Patron de l’étiquette collée sur les Vélib’
Les survivants, mouvement actif depuis 1997, réunit des jeunes nés après 1975 (année de légalisation de l’IVG), qui partagent une révolte face à la “planification froide des naissances et aux souffrances et injustices provoquées par l’avortement.” Si 1 enfant sur 5 est avorté (chiffre de 2016 qui a augmenté depuis), ceux qui sont nés peuvent alors se considérer comme des rescapés de l’IVG, des “survivants”. Le mouvement nous parle d’ailleurs d’un “syndrome du survivant”, qui s’applique selon eux, aussi bien à une situation de catastrophe naturelle par exemple, qu’au problème de l’avortement.
Ce collage, qui s’est organisé discrètement jusqu’alors, s’est déroulé dans la nuit d’hier à aujourd’hui, sur la quasi-totalité des Vélib’ de la métropole. Au moins 13 000 stickers ont alors été collés sur 900 stations de vélo, sans que les riverains ne s’en aperçoivent trop, jusqu’à ce matin. Depuis lors, sur les réseaux sociaux, et notamment Twitter, on s’indigne, s’énerve, on parle de “propagande dégueulasse”, de “groupuscule d’extrême droite”, de “minorité extrémiste conservatrice”. Certains ont même d’abord cru, avec effroi, à une campagne organisée directement par Velib’, dont Les Survivants ont repris la charte graphique. Le syndicat auto-lib Vélib Métropole et Smovengo n’ont alors pas attendu pour réagir sur Twitter, condamnant fermement cette campagne, et invitant les utilisateurs « à retirer les autocollants qu’ils trouveraient sur leurs vélos ». Une plainte va être déposée, et Anne Hidalgo a indiqué qu’elle allait “prendre toutes les mesures pour que cela ne se reproduise pas », qualifiant elle aussi l’action comme une “honte pour notre République, pour Paris et ses valeurs”.

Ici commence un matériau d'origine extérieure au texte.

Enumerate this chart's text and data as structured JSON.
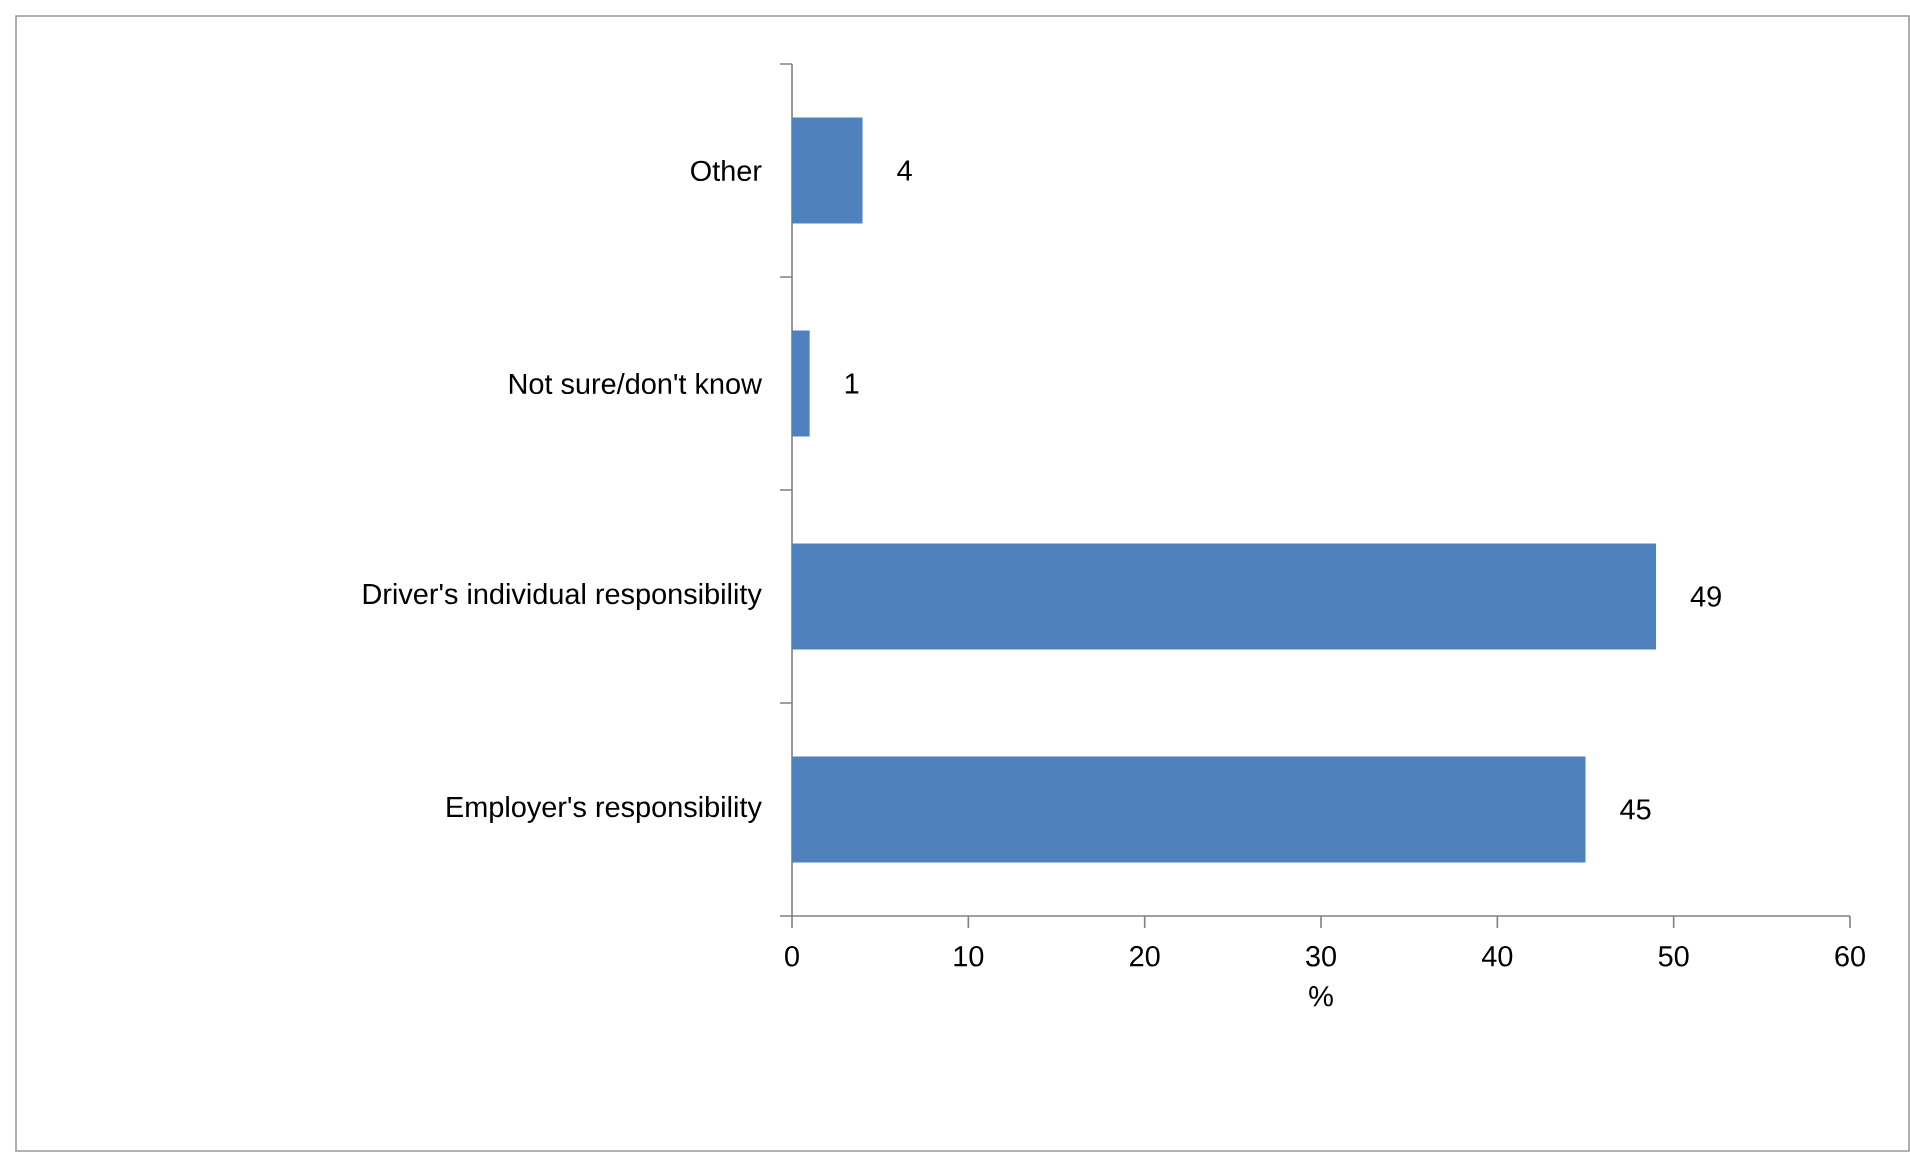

L’Etudiant Libre a pu recueillir le témoignage d’une jeune militante, Marie, 17 ans* :
“C’était une première pour moi. Nous étions tous très motivés, surtout en sachant que d’autres, à tous les coins de Paris, menaient le même combat que nous. Etant la plus jeune du groupe, je suivais mes ainés plus expérimentés, me sentant réellement à ma place : je me battais avec des personnes qui ont les mêmes valeurs que moi. Il fallait agir vite : préparer les autocollants, coller, récupérer les papiers qui volaient au vent, s’assurer que tout tenait bien avant que quelqu’un ne vienne nous interrompre. Bien que nous agissions en petite bande, je restais nerveuse : on ne sait jamais sur qui on peut tomber.
Certains diront que cela n’a servi à rien, que le message était mal fait etc. Détrompez-vous. On se bat pour se faire entendre, pour faire entendre des millions de petites voix qui ne peuvent, elles, rien dire. Alors non cela n’a pas servi rien. C’était ma première véritable action, ça ne sera certainement pas la dernière. Soyez sûrs que la jeunesse a encore des valeurs et qu’elle est prête à tout pour les défendre !”
* : le prénom a été changé pour respecter la volonté d’anonymat de la personne concernée
Le syndicat Vélib’ et la mairie n’ont pas été les seuls à réagir. De nombreux politiques ont dénoncé l’action, le groupe Renaissance, Isabelle Rome (ministre à l’Égalité entre les femmes et les hommes) François Braun (ministre de la Santé), Clément Beaune (ministre des Transports), de nombreux députés NUPES ou EELV … se sont tous indignés devant cette action jugée écœurante, et Hélène Bidard (conseillère municipale et membre du PCF) demande “la dissolution des #Survivants, groupuscule intégriste proche de l’extrême-droite qui multiplie les actions illégales contre le droit à l’#avortement, ainsi que la fermeture immédiate de son site internet et de ses réseaux sociaux”. Le site a ensuite été, quelque temps, inaccessible, censure ou simple saturation ?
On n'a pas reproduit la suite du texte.